健康トピックス

健康豆辞典

正しい体温を知る

小児の体温は健康状態とか病気のあるなしを知るための最も簡単なバロメーターの一つですから、正しい知識が要求されます。

小児体温は37.0℃以下とは限らない

正常体温というと体温計に記されている37.5℃の赤マークを考えがちですが、健康な大人でも37.0℃以上があることもありますし、まして、発育盛りの小児では大人以上に一定ではありません。

即ち一日のうちでも時刻によって変わる、測る部位、年齢、体質などによっても微妙に変動するので、体温は37.0℃以下だとは決めつけることはできません。

どのくらいまでが正常?

小児の正常体温は37.0℃をはさんで0.5℃前後とみればよいでしょう。
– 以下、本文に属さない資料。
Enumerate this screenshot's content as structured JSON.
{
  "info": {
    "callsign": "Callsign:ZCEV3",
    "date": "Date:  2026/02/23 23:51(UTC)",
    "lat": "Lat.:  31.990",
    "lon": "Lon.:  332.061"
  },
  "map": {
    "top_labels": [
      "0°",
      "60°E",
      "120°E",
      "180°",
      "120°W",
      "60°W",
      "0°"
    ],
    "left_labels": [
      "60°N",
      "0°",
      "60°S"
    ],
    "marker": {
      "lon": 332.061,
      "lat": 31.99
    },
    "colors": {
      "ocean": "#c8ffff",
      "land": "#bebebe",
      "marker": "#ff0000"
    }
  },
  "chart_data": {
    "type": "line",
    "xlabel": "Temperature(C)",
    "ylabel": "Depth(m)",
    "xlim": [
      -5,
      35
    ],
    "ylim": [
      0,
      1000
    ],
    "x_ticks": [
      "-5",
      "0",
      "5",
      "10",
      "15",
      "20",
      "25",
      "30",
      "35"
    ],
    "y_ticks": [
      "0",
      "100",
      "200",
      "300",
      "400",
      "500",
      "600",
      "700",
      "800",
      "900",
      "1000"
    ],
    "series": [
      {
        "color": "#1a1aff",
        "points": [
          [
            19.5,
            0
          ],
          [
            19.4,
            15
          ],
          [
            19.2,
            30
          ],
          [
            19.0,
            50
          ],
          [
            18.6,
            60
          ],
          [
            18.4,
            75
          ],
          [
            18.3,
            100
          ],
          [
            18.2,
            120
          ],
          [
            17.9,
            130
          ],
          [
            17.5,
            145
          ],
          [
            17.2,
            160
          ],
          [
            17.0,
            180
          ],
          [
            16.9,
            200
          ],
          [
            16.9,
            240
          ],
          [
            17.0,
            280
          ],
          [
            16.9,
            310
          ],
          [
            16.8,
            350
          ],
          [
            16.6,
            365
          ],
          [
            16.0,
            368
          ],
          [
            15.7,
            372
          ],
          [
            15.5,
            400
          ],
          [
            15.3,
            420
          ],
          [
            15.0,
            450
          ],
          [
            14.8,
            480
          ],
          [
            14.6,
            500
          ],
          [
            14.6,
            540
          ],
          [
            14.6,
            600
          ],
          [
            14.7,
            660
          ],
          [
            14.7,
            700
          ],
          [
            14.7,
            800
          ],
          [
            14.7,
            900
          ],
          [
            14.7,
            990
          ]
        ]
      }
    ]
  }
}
最近は“音が出る、破損が少ない”といった理由で電子体温計が普及しています。ただし、電子体温計では、感温部(正確に温度を感じる部分)が狭いので腋窩(ワキの下)という広範な部分では、測るたびに数値が違うといったことが起きることがあります。

測り方のポイント

正しく測るためには、ワキの下の前3分の1に体温計の感温部が確実に挿入されていることが大切です。そのため正しく挿入されると体温計は自然にななめ下向きになります。1分計、3分計に関係なく、測定時間はワキの下の温まり具合からみて、5分程度は必要です。